Le minacce online fanno molta paura. La vera e propria esplosione di attacchi informatici che ha caratterizzato ultimamente anche il nostro Paese ha infatti spinto il ministro delle Imprese e del Made in Italy Adolfo Urso a ricordare l’importanza di una cultura digitale. Grazie ad essa sarebbe possibile in effetti contrastare un fenomeno il quale provoca danni estremamente ingenti, anno dopo anno.
Tra quelle che pochi conoscono c’è anche il cosiddetto attacco Sybil. Se non è noto come il ransomware, non di meno rappresenta un pericolo estremamente grave, soprattutto in ambito blockchain. Proviamo quindi a spiegare di cosa si tratti, perché faccia paura e come è possibile difendersi da una insidia di questo genere.
Attacco Sybil: cos’è e come funziona
Per attacco Sybil si intende quello che viene condotto nel preciso intento di assumere il controllo del sistema informatico attaccato. Per riuscire nel suo intento, l’attaccante provvede alla creazione di diversi account, nodi o computer. Si tratta quindi di un raid apparentemente semplice da portare avanti.
Se è semplice, fa però molta paura nell’ambito delle criptovalute. Riferito alla blockchain, infatti, questo tipo di minaccia prevede che sia conquistata la gestione di diversi nodi all’interno del network. In pratica, viene a ripetersi, anche se con le dovute variazioni, lo schema tipico degli attacchi 51%. Attacchi che sono in grado di delegittimare una rete, decretandone in pratica la fine, o quasi.
Il curioso nome di questo tipo di attacco deriva da un caso di studio della psicologia, quello di Sybil Dorsett. La donna è stata infatti a lungo ricoverata a causa della Sindrome di identità Dissociata, un disturbo dissociativo della personalità, il quale spinge a creare personalità false. Come quelle che derivano dall’attacco informatico.
Quali le conseguenze
Le conseguenze che possono derivare da un attacco Sybil sono molteplici. Tra di esse spicca la possibilità per chi attacca la blockchain di mettere in minoranza i nodi restanti. Ove ciò avvenga è possibile rifiutare la ricezione o la trasmissione dei blocchi, bloccando di conseguenza il normale svolgimento delle operazioni all’interno del network. Nel caso in cui l’attacco vada in porto, quindi, è possibile quel fenomeno della doppia spesa che è il più grande terrore in questo ambito. Le reti colpite, infatti, sono colpite da un discredito che può condurre infine alla loro fine.

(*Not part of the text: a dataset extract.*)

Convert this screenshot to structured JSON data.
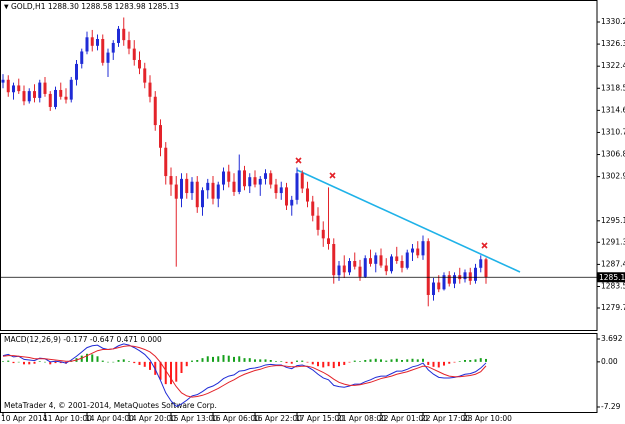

Proprio per impedire che ciò accada, molti tecnici informatici si sono dedicati nel corso degli anni ai possibili antidoti verso gli attacchi Sybil. Al momento, però, non sono state ravvisate soluzioni effettivamente in grado di contrastarli. L’unico modo di attenuarne l’impatto è quello reso possibile dall’utilizzo di algoritmi di consenso che li rendono non solo poco pratici, ma anche molto costosi.
Per quanto riguarda la blockchain di Bitcoin, al suo interno si applica un insieme di regole specifico per la generazione di nuovi blocchi. Tra di esse quella che prevede una capacità di creare il blocco proporzionale alla potenza di calcolo totale del meccanismo Proof-of-Work. In tal modo l’attaccante deve possedere realmente la potenza di calcolo necessaria per la creazione di uno nuovo. Il risultato che ne consegue rende complicato e, soprattutto, molto costoso il varo di un nuovo blocco, riflettendosi in maniera decisiva anche su un potenziale attacco.
Naturalmente, questo genere di attacco non è l’unico che caratterizza il settore delle criptovalute. Al tempo stesso è quello che più degli altri desta paura al suo interno. Proprio per questo motivo, ad esempio, gli sviluppatori di Bitcoin non hanno mai preso in considerazione l’ipotesi di un passaggio all’algoritmo di consenso Proof-of-Stake. Il Proof-of-Work, infatti, è considerato molto più sicuro, in quanto presuppone calcoli estremamente complessi, tali da comportare l’impiego di macchinari molto costosi. Inoltre l’acquisto dell’hash power necessario per prendere il controllo della rete è praticamente proibitivo, rendendo antieconomica l’ipotesi.